The event brought together senior officials from 33 advanced and emerging market economies, international financial institutions, and leading global and Japanese private sector firms.
Participants discussed the trends and associated challenges and opportunities they now face in sovereign debt capital markets. Public debt managers have been able to deal with high and rising debt levels against the backdrop of mostly benign global conditions: accommodative policies in the major economies have kept interest rates low and contained spreads and funding risks. It remains, uncertain, however, what strains will emerge when financial conditions eventually tighten.
Meanwhile, the investor base for government securities is shifting and becoming more globalized. Furthermore, market functioning is evolving under the influence of regulatory changes, technological innovation, and the introduction of new instruments.
Tobias Adrian, the IMF’s Financial Counsellor and the Director of the Monetary and Capital Markets Department, said in the forum’s keynote address that “sound debt management and the efficient functioning of sovereign debt capital markets is as important as ever, not least because debt levels are high and are likely to remain high.”

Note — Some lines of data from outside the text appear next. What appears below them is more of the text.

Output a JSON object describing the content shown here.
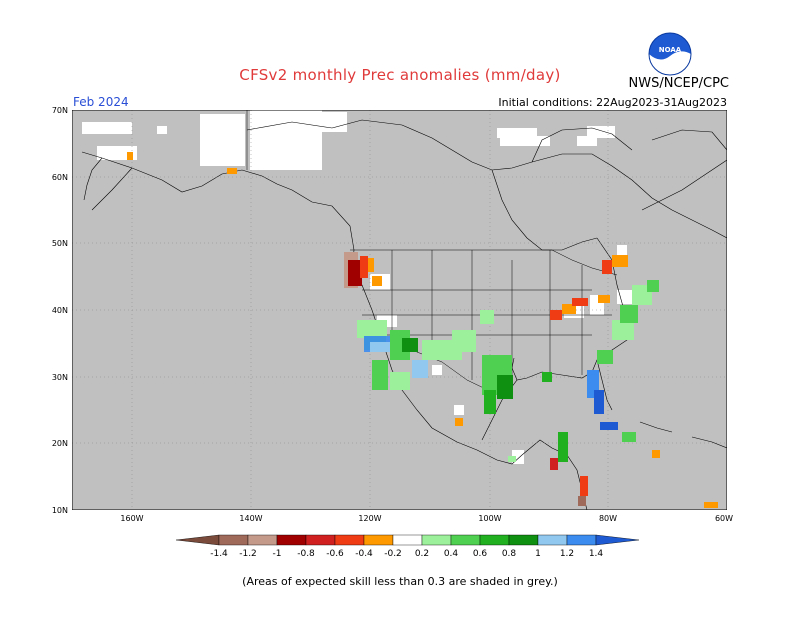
{
  "title": "CFSv2 monthly Prec anomalies (mm/day)",
  "org": "NWS/NCEP/CPC",
  "logo_text": "NOAA",
  "month": "Feb 2024",
  "initial_conditions": "Initial conditions: 22Aug2023-31Aug2023",
  "note": "(Areas of expected skill less than 0.3 are shaded in grey.)",
  "lat_labels": [
    "70N",
    "60N",
    "50N",
    "40N",
    "30N",
    "20N",
    "10N"
  ],
  "lon_labels": [
    "160W",
    "140W",
    "120W",
    "100W",
    "80W",
    "60W"
  ],
  "colorbar": {
    "labels": [
      "-1.4",
      "-1.2",
      "-1",
      "-0.8",
      "-0.6",
      "-0.4",
      "-0.2",
      "0.2",
      "0.4",
      "0.6",
      "0.8",
      "1",
      "1.2",
      "1.4"
    ],
    "colors": [
      "#7a4a3a",
      "#a06a5a",
      "#c49a8a",
      "#a00000",
      "#d02020",
      "#f03c14",
      "#ff9900",
      "#ffffff",
      "#9cf09c",
      "#50d050",
      "#20b020",
      "#109010",
      "#90c8f0",
      "#3c8cf0",
      "#1e5ad2"
    ]
  },
  "colors": {
    "grey": "#c0c0c0",
    "title": "#e03a3a",
    "month": "#2a4fd6"
  }
}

He noted that debt management is of macroeconomic importance: Debt managers need to take into account macroeconomic conditions in setting their strategy, and also to anticipate the effects of their actions elsewhere in the economy. Moreover, he stressed the longer-term advantage to both borrowers and investors of promoting debt transparency as the basis for the efficient, stable and cost-effective financing of public goods.
The State Minister of Finance Keisuke Suzuki, in his opening remarks described the global situation surrounding the debt management policy and the government bond market, and he highlighted that the Forum would provide a valuable opportunity to discuss the policy based on such circumstances.
He also explained the Japanese economic and fiscal situation and debt management policy, in order to make the sessions more fruitful. He said that he expected that each participant could gain new insights and ideas on the debt management policy and the government bond market through active and constructive discussions in the forum.
The next IMF Public Debt Management Forum will take place in 2021.